Then among those left, Shane could ask for volunteers who are willing to fight for Team Smackdown, and then explain the stakes. The stakes could be several things, and the particulars aren’t important. But for the sake of illustrating the point, Shane could say that the winning brand at Survivor Series gets the sole chances at the last four slots in the Royal Rumble, and the losing brand is stuck with the first four slots. So in the random draw, heels from Smackdown could lose their chance to get the coveted no. 30 spot and their chances of getting the dreaded no. 1 spot could double. Even (some) heels could get on board with plugging their noses and fighting alongside rivals for one match for that cause, because it ultimately serves their self-interest for the team to win.
Another simple option is just to announce a fake cash prize that the winning team splits. So Shane could say he has pride in the wrestlers he drafted and he thinks they are better than the best team Raw can assemble, but to make it worthwhile for the wrestlers fight for his own pride, there is a cash prize. The winning fivesome splits a million dollar bonus. He can say this is above and beyond the usual winners payday. Even better, to raise the stakes, he could announce that the losing team foregoes their usual payday and gets nothing.

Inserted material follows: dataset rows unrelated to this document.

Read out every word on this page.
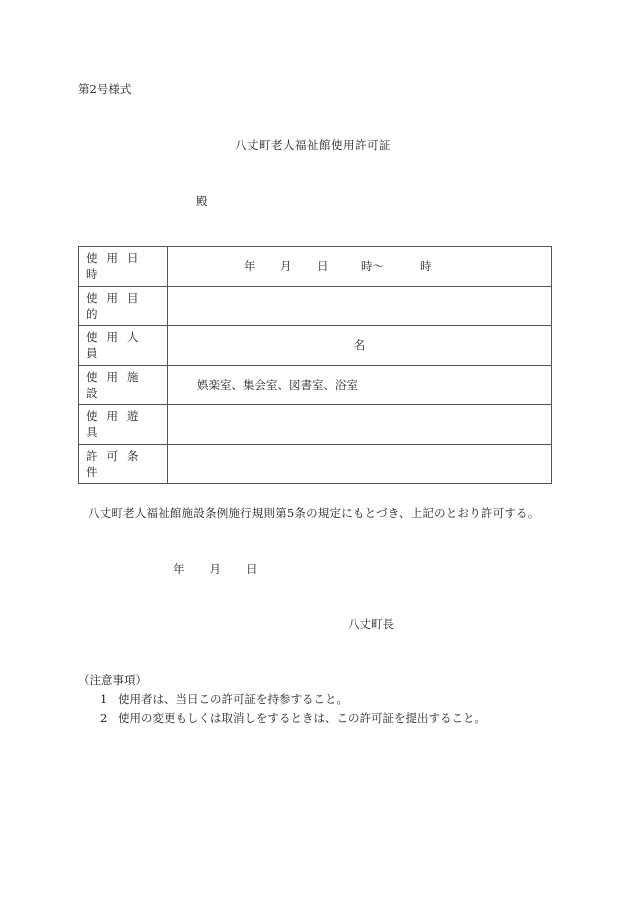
第2号様式
八丈町老人福祉館使用許可証
殿
使用日時	年 月 日 時～ 時

使用目的	
使用人員	名
使用施設	娯楽室、集会室、図書室、浴室
使用遊具	
許可条件	
八丈町老人福祉館施設条例施行規則第5条の規定にもとづき、上記のとおり許可する。
年 月 日
八丈町長
（注意事項）
1 使用者は、当日この許可証を持参すること。
2 使用の変更もしくは取消しをするときは、この許可証を提出すること。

Then, let’s say ten wrestlers volunteer for the match. Shane could match five heels against five babyfaces in a Smackdown main event, winning team represents Smackdown.
The same scenario could play out on Raw with Kurt Angle. Ideally, a heel team would win on Raw if a babyface team won on Smackdown. That way when the match took place, fans would have a universal reason to cheer for one team over the other, since truth be told, there aren’t really that many fiercely loyal pro-Raw anti-Smackdown WWE fans out there, or vice-versa. When you’re trying to draw money in pro wrestling, engaging fans in battles where they care who wins and are rooting for one side against another is, with rare exception, where promoters have the most success.
While there are plenty of viable variations of the above, the core non-negotiable aspects have to be adhered to. For the sake of protecting the integrity of the characters for the other 11 months of the year, no gang warfare attacks with heels and babyfaces fighting side-by-side for some nonsense “brand pride” that doesn’t really exist and, more important, doesn’t stoke any particular strong emotion with the fans, and instead just set up the Raw vs. Smackdown rivalry in a way that makes sense. The situation should involve wrestlers acting in a way that stays true to their established motivations the rest of the year, and should result in a match where fans have a rooting interest in one team winning over the other.
Could the Raw team, for instance, end up involving an unlikely alliance of three babyface and two heels against an all-heel team on Smackdown? Sure. Could that play into the finish, where the heels don’t cooperate and blow their top at some misunderstanding, which leads to the finish and Team Smackdown winning? Sure. That works, too.
There is no justification, and real damage is done to the whole narrative structure that creates the framework for the weekly shows otherwise, having babyfaces act totally out of character, like thugs, cheering on heels beating down unsuspecting, outnumbered colleagues from the other brand, or backstage workers just going about their business. There is no moral ground that Shane McMahon can ever stand on again with credibility after being the mastermind and leader behind last night’s show-closing “siege.” It was utter nonsense.
Fans excitedly saying “That was cool to watch!” no more defines a wise booking strategy than an eight year old saying “I love cotton candy!” is a reason to serve it as a main course for dinner every night. WWE’s job isn’t just to get a buzz-generating pop; it’s to make sure what they do fits in the context of efficiently drawing the most interest from fans in sustainable ways that ultimately draws money for themselves and the wresters they employ. Last night’s clustermess was as poorly thought through and counter-productive as anything they’ve done in years.